Thanks for your valuable time, I am a newbie as discovered but wanting to learn. I read and comprehended your response but can not turn it into code that works, having tried over and over again. Please help.
If computeSum
takes a number, then if you remove .length
from your loop, and remove the if
block, and just do sum += x
, that will add every fifth number up to but not including the max number.
Alternatively, just do a calculation rather than looping over anything, as @n-kartha described.
If computeSum
takes an array of numbers then you need to access the array, so leave .length
there, start x
at 4, not 5, and sum += integers[x]
. Again, you don’t need the if
.
I tried it like this(below) and it still return error of Must be a number greater than 0
function computeSum(integers){
var sum = 0;
for(var x = 4; x < integers.length; x+=5){
sum += integers[x] ;
//console.log(x);
//console.log(sum);
}
return sum;
}
Ugh. I’ll just give you the code for the loop.

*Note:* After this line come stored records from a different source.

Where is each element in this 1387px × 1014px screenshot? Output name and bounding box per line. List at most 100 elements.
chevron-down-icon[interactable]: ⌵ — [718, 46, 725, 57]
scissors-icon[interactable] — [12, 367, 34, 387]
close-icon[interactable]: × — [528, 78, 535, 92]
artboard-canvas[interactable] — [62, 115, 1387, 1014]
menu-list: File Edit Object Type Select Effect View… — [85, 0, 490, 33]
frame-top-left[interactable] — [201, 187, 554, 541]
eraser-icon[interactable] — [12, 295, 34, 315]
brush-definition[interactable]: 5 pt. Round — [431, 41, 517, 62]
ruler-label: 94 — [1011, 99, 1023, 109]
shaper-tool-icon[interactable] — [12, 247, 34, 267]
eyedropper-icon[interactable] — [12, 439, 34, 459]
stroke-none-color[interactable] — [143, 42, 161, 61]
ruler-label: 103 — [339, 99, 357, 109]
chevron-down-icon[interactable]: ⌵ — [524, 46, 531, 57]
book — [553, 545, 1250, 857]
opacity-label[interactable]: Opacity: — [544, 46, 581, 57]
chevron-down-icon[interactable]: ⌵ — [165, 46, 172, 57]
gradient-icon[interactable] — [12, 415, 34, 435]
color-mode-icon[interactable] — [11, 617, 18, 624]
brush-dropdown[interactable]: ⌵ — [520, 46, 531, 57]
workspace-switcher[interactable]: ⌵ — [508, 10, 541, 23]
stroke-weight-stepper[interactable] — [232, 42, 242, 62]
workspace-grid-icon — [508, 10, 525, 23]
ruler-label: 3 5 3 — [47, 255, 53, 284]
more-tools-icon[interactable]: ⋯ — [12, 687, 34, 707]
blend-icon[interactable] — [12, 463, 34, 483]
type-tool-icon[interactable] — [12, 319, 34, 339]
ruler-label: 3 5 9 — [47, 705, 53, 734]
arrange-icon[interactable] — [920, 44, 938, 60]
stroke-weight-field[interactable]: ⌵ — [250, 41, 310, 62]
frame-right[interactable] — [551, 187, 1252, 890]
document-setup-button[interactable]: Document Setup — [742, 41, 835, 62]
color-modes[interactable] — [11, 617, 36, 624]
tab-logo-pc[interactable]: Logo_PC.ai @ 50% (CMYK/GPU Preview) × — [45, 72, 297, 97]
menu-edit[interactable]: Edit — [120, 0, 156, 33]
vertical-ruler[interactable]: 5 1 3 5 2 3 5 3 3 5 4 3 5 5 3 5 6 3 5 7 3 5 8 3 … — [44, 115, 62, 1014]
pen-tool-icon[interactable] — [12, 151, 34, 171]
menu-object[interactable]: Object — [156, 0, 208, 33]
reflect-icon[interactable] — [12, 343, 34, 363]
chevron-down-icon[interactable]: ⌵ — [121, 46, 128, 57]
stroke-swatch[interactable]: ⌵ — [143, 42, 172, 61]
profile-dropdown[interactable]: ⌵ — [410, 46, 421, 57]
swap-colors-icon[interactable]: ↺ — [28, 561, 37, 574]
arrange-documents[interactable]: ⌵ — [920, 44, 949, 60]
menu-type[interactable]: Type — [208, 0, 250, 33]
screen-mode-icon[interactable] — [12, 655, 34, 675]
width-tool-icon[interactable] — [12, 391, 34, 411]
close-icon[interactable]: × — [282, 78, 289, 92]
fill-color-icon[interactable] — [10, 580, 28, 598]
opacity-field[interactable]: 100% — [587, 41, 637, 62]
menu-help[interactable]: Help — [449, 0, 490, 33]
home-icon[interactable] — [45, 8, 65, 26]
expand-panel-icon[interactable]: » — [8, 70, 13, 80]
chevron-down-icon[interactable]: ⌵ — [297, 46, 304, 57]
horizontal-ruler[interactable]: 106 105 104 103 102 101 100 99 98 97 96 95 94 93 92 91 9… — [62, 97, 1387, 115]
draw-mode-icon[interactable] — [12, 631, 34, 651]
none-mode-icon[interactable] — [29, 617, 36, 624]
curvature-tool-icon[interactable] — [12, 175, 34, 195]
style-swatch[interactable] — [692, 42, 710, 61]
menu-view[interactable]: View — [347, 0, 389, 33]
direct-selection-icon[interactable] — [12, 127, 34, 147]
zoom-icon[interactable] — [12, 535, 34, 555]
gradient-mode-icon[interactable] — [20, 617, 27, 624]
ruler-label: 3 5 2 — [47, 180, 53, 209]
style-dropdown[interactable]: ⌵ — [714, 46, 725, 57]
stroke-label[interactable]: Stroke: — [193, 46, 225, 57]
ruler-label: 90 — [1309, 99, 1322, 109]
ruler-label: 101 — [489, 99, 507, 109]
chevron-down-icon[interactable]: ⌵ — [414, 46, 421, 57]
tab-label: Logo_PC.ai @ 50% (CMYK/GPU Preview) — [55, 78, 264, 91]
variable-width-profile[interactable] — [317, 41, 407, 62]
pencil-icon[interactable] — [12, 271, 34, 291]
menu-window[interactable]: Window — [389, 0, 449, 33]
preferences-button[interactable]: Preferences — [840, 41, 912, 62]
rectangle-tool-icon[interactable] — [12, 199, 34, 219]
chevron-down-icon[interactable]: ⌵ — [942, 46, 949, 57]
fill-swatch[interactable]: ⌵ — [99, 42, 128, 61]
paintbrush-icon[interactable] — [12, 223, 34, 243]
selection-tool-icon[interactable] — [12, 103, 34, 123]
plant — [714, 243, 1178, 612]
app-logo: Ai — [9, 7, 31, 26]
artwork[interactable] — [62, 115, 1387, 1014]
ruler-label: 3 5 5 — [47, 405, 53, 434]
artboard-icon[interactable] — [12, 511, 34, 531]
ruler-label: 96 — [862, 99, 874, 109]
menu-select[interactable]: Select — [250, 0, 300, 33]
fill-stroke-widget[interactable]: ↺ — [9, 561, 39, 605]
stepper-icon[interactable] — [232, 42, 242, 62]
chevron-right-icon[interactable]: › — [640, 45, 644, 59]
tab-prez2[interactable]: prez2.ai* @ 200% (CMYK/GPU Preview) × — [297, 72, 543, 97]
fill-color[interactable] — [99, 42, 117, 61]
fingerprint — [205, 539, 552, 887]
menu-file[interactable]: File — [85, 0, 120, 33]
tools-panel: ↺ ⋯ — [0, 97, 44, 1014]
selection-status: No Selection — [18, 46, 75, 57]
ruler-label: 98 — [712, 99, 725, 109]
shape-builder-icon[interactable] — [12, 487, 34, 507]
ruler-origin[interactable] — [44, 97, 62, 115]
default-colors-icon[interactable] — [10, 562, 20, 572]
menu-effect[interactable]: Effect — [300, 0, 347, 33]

function computeSum(n) { // renamed integers to n for brevity
let sum = 0;
for (let i = 5; i <= n; i++) { // start at 5, and loop until i <= n, instead of n.length
sum += i; // this is what I've been trying to tell you. Just add i.
}
return sum; // return the sum of numbers
}
You would use it like this:
computeSum(100);
I tried it like you said(below) but it still complains of Number must be greater than 0.:
function computeSum(n) { // renamed integers to n for brevity
let sum = 0;
for (let i = 5; i <= n; i++) { // start at 5, and loop until i <= n, instead of n.length
sum += i; // this is what I’ve been trying to tell you. Just add i.
console.log(i);
console.log(sum);
}
return n
}
computeSum(100);
Where is this challenge you’re trying to do, because the error you’re getting makes no sense without some context?